Rafael Reif is in the House

Rafael Reif is in the House

President L. Rafael Reif moved into Gray House on Saturday with his wife, Christine, continuing an MIT tradition and joining the more than 5000 students living on campus. Cradled in the L of Senior House, the president’s residence was part of architect William Welles Bosworth’s original design for MIT’s Cambridge campus and is nearly a century old.

Reif’s first night in the mansion came a full seven months after he took his current office. The delay was requested by MIT Facilities so they could complete overdue maintenance.

“There were issues with the electrical wiring, the plumbing, HVAC; the masonry was leaking; the facade, the doors, the windows were leaking,” Reif told The Tech. “The details I don’t know, but I do know that a lot of MIT buildings need repairs.”
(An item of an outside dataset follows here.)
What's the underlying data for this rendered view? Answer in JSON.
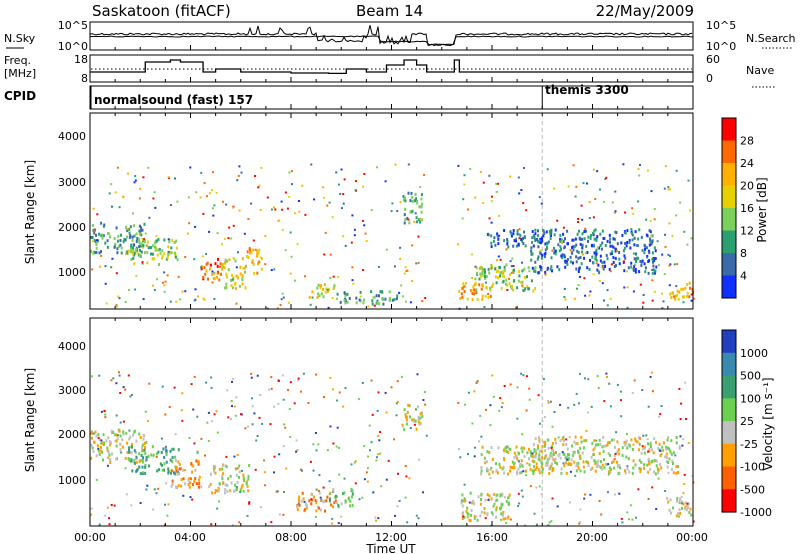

The president was able to continue to commute from Newton, Mass. during the repairs, which could not have taken place if the house was occupied. “The previous two presidents came from the outside, so there was not much time to actually do the work,” he said.
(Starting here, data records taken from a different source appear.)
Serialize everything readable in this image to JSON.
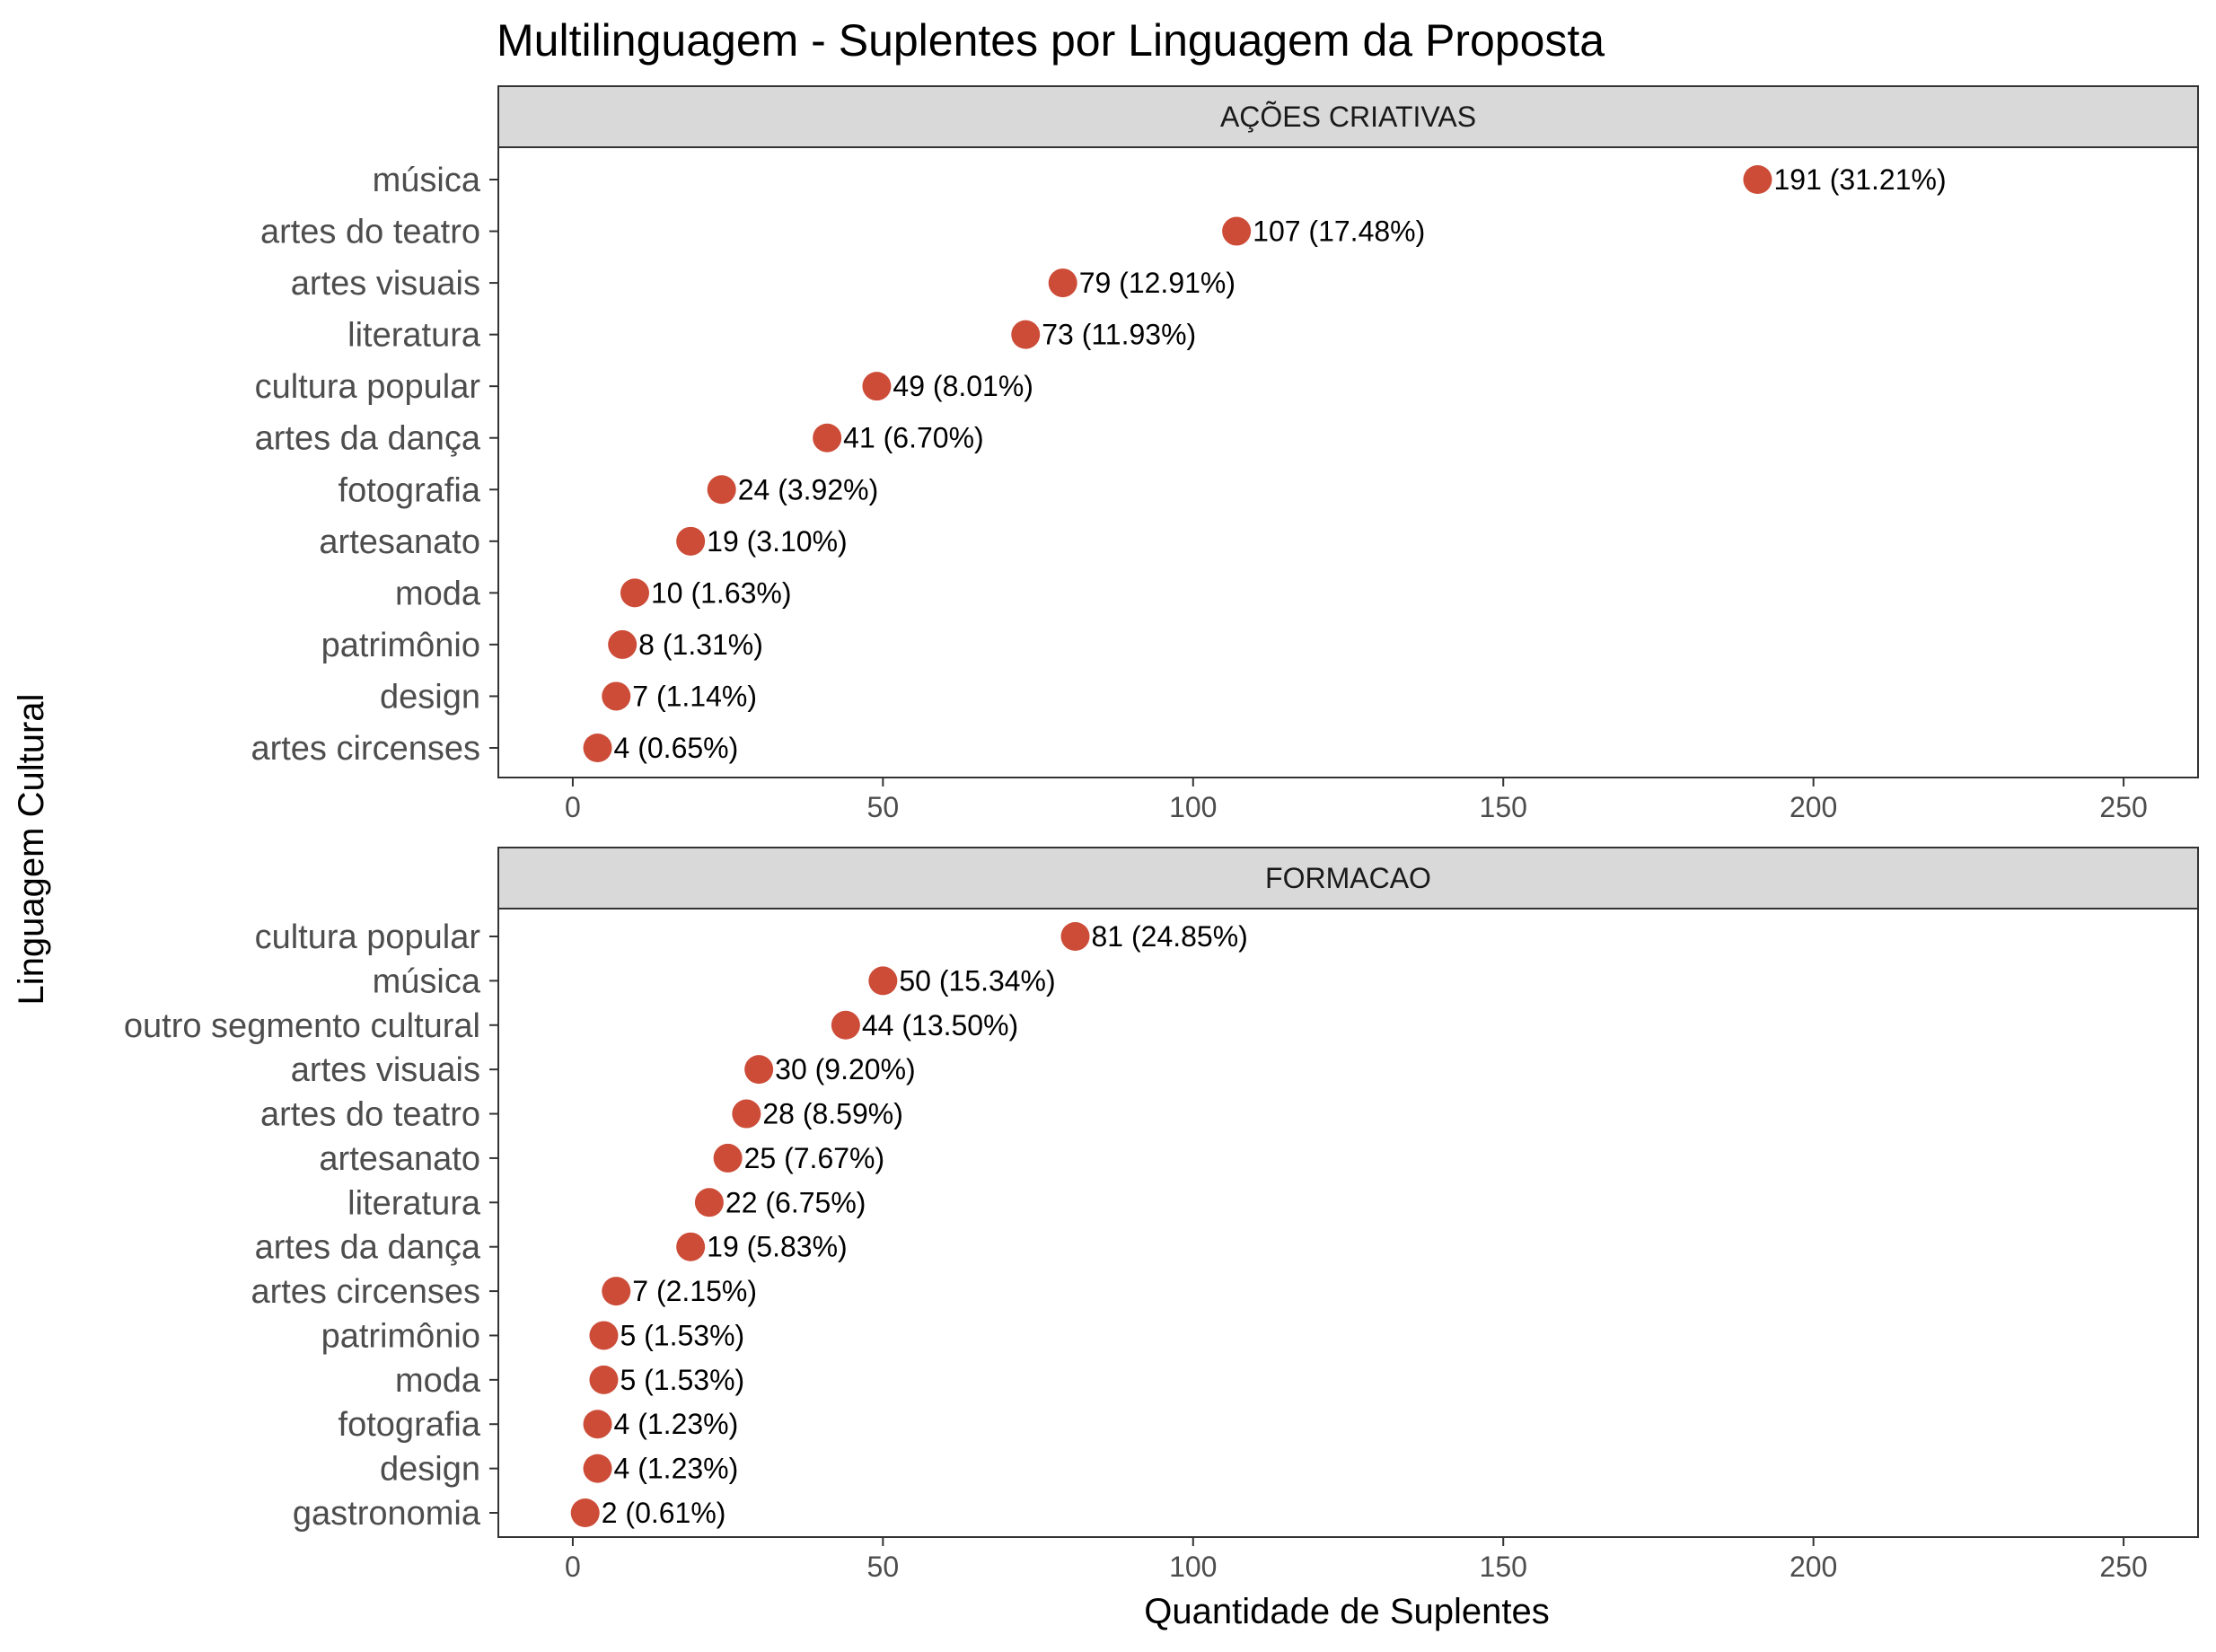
{
  "title": "Multilinguagem - Suplentes por Linguagem da Proposta",
  "xlabel": "Quantidade de Suplentes",
  "ylabel": "Linguagem Cultural",
  "point_color": "#CC4C38",
  "chart_data": [
    {
      "type": "scatter",
      "facet": "AÇÕES CRIATIVAS",
      "xlim": [
        -12,
        262
      ],
      "xticks": [
        0,
        50,
        100,
        150,
        200,
        250
      ],
      "grid": false,
      "categories": [
        "música",
        "artes do teatro",
        "artes visuais",
        "literatura",
        "cultura popular",
        "artes da dança",
        "fotografia",
        "artesanato",
        "moda",
        "patrimônio",
        "design",
        "artes circenses"
      ],
      "values": [
        191,
        107,
        79,
        73,
        49,
        41,
        24,
        19,
        10,
        8,
        7,
        4
      ],
      "labels": [
        "191 (31.21%)",
        "107 (17.48%)",
        "79 (12.91%)",
        "73 (11.93%)",
        "49 (8.01%)",
        "41 (6.70%)",
        "24 (3.92%)",
        "19 (3.10%)",
        "10 (1.63%)",
        "8 (1.31%)",
        "7 (1.14%)",
        "4 (0.65%)"
      ]
    },
    {
      "type": "scatter",
      "facet": "FORMACAO",
      "xlim": [
        -12,
        262
      ],
      "xticks": [
        0,
        50,
        100,
        150,
        200,
        250
      ],
      "grid": false,
      "categories": [
        "cultura popular",
        "música",
        "outro segmento cultural",
        "artes visuais",
        "artes do teatro",
        "artesanato",
        "literatura",
        "artes da dança",
        "artes circenses",
        "patrimônio",
        "moda",
        "fotografia",
        "design",
        "gastronomia"
      ],
      "values": [
        81,
        50,
        44,
        30,
        28,
        25,
        22,
        19,
        7,
        5,
        5,
        4,
        4,
        2
      ],
      "labels": [
        "81 (24.85%)",
        "50 (15.34%)",
        "44 (13.50%)",
        "30 (9.20%)",
        "28 (8.59%)",
        "25 (7.67%)",
        "22 (6.75%)",
        "19 (5.83%)",
        "7 (2.15%)",
        "5 (1.53%)",
        "5 (1.53%)",
        "4 (1.23%)",
        "4 (1.23%)",
        "2 (0.61%)"
      ]
    }
  ]
}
Reif looks forward to living within the Institute. “The idea of being able to walk and show up unannounced and meet with students is more attractive than having to drive all the way home.”
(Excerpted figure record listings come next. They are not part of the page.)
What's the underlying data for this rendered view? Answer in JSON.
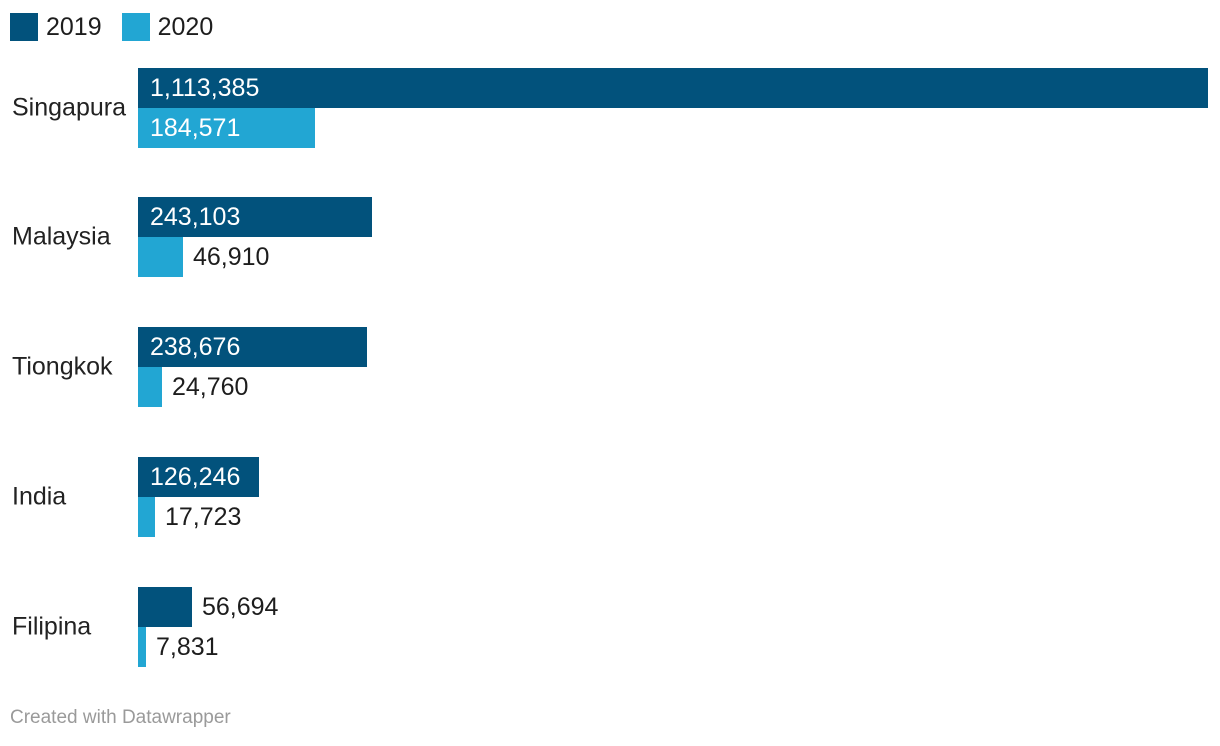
{
  "legend": {
    "items": [
      {
        "label": "2019",
        "color": "#02527c"
      },
      {
        "label": "2020",
        "color": "#22a6d3"
      }
    ]
  },
  "footer": {
    "text": "Created with Datawrapper"
  },
  "chart_data": {
    "type": "bar",
    "orientation": "horizontal",
    "title": "",
    "xlabel": "",
    "ylabel": "",
    "categories": [
      "Singapura",
      "Malaysia",
      "Tiongkok",
      "India",
      "Filipina"
    ],
    "series": [
      {
        "name": "2019",
        "color": "#02527c",
        "values": [
          1113385,
          243103,
          238676,
          126246,
          56694
        ],
        "labels": [
          "1,113,385",
          "243,103",
          "238,676",
          "126,246",
          "56,694"
        ]
      },
      {
        "name": "2020",
        "color": "#22a6d3",
        "values": [
          184571,
          46910,
          24760,
          17723,
          7831
        ],
        "labels": [
          "184,571",
          "46,910",
          "24,760",
          "17,723",
          "7,831"
        ]
      }
    ],
    "xlim": [
      0,
      1113385
    ],
    "grid": false,
    "legend_position": "top-left",
    "value_labels": "inside-or-outside"
  }
}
He didn’t wait long to take advantage of the new proximity — Reif left for the men’s and women’s basketball games in Rockwell Cage on Saturday after just a few hours in his new home. “I asked my wife, ‘Is it okay if I just go to the game?’” he said. “I like the idea that I can just come and walk and watch. This is my way of celebrating I’m in Gray House.”

The Engineers stayed in the lead for most of both games, the women finishing 57-44 against Mount Holyoke, and the men 68-59 against Springfield.

The Gray House was built in 1917, and was originally called the President’s House. In 2002, it was renamed after the Institute’s 14th president, Paul E. Gray ’54.